The research firm said ECA management guided that its current book-to-bill ratio currently stands at 1.5 times (calculated over 2QFY2023) and the orderbook will last for the next three to six months.

It noted that about 50% of the orderbook is derived from the digital display tag under the IPS segment, while the remaining 50% comes from the Insulated-Gate Bipolar Transistors (IGBT) and EL2D laser drill products under the ATE segment.

It said IPS is expected to be the key growth driver for FY2023 -- FY2024F contributing 60%-70% of group sales, adding that ECA has set its target for another 20%-30% growth for FY2024.

PublicInvest said ECA’s new plant, which has a total production floor space of 11,000 sq ft (1,022 sqm) has recently secured a certificate of completion and compliance (CCC) from the local authority.

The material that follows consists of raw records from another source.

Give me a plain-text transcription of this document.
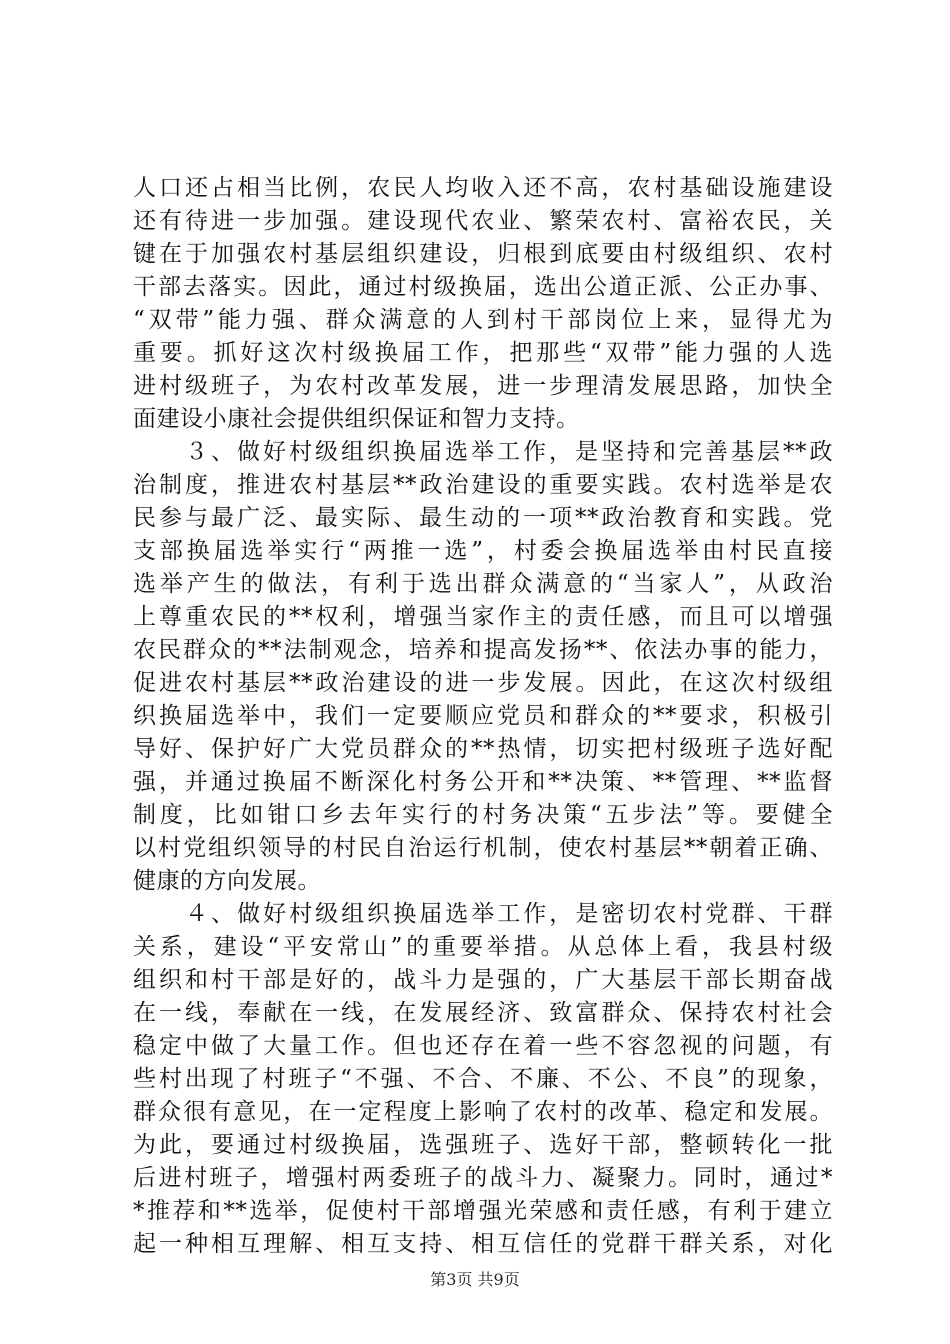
人口还占相当比例，农民人均收入还不高，农村基础设施建设
还有待进一步加强。建设现代农业、繁荣农村、富裕农民，关
键在于加强农村基层组织建设，归根到底要由村级组织、农村
干部去落实。因此，通过村级换届，选出公道正派、公正办事、
“双带”能力强、群众满意的人到村干部岗位上来，显得尤为
重要。抓好这次村级换届工作，把那些“双带”能力强的人选
进村级班子，为农村改革发展，进一步理清发展思路，加快全
面建设小康社会提供组织保证和智力支持。
　　３、做好村级组织换届选举工作，是坚持和完善基层**政
治制度，推进农村基层**政治建设的重要实践。农村选举是农
民参与最广泛、最实际、最生动的一项**政治教育和实践。党
支部换届选举实行“两推一选”，村委会换届选举由村民直接
选举产生的做法，有利于选出群众满意的“当家人”，从政治
上尊重农民的**权利，增强当家作主的责任感，而且可以增强
农民群众的**法制观念，培养和提高发扬**、依法办事的能力，
促进农村基层**政治建设的进一步发展。因此，在这次村级组
织换届选举中，我们一定要顺应党员和群众的**要求，积极引
导好、保护好广大党员群众的**热情，切实把村级班子选好配
强，并通过换届不断深化村务公开和**决策、**管理、**监督
制度，比如钳口乡去年实行的村务决策“五步法”等。要健全
以村党组织领导的村民自治运行机制，使农村基层**朝着正确、
健康的方向发展。
　　４、做好村级组织换届选举工作，是密切农村党群、干群
关系，建设“平安常山”的重要举措。从总体上看，我县村级
组织和村干部是好的，战斗力是强的，广大基层干部长期奋战
在一线，奉献在一线，在发展经济、致富群众、保持农村社会
稳定中做了大量工作。但也还存在着一些不容忽视的问题，有
些村出现了村班子“不强、不合、不廉、不公、不良”的现象，
群众很有意见，在一定程度上影响了农村的改革、稳定和发展。
为此，要通过村级换届，选强班子、选好干部，整顿转化一批
后进村班子，增强村两委班子的战斗力、凝聚力。同时，通过*
*推荐和**选举，促使村干部增强光荣感和责任感，有利于建立
起一种相互理解、相互支持、相互信任的党群干群关系，对化
第3页 共9页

“To cater for the huge IPS orderbook, it will relocate all computer numerical control (CNC) machines to the new plant to free up existing production floor space for the IPS production, which could potentially go up to 36 stations compared with the current nine stations. As of now, the utilisation of production floor space stands at 30%,” it added.

Meanwhile, the research house said ECA’s ATE segment is also expected to see more repeat orders on the back of IGBT electric vehicle (EV)-related devices and potential new customers to cater to their EV projects.

“It is worth noting that its platform can cater to both silicon and silicon carbide (SiC)-based IGBT,” it said.

PublicInvest said apart from securing one IPS order for digital display tag product, ECA is still bidding for another repeat order for digital display tag production line, which is worth at least RM6 million to RM7 million.

“We understand that the customer is looking at more than 20 production lines over the next four to five years. The management believes it has the advantage over its China counterparts as its performance is far better, and it is also a pioneer in this production line design,” it added.

Meanwhile, PublicInvest said ECA is also participating in another new IPS tender for EV parts as the customer is looking for more than 10 production lines over the next two to three years.

“Despite seeing competition, the management believes ECA has the advantage in terms of the complexity of the project. It is worth noting that 50%-70% of these electronics manufacturing services (EMS) orders are normally undertaken by the customer’s in-house automation while the remainder will open up for tender,” said the research house.

Thinly-traded ECA shares settled at 85.5 sen during early trade, valuing the company at some RM494 million.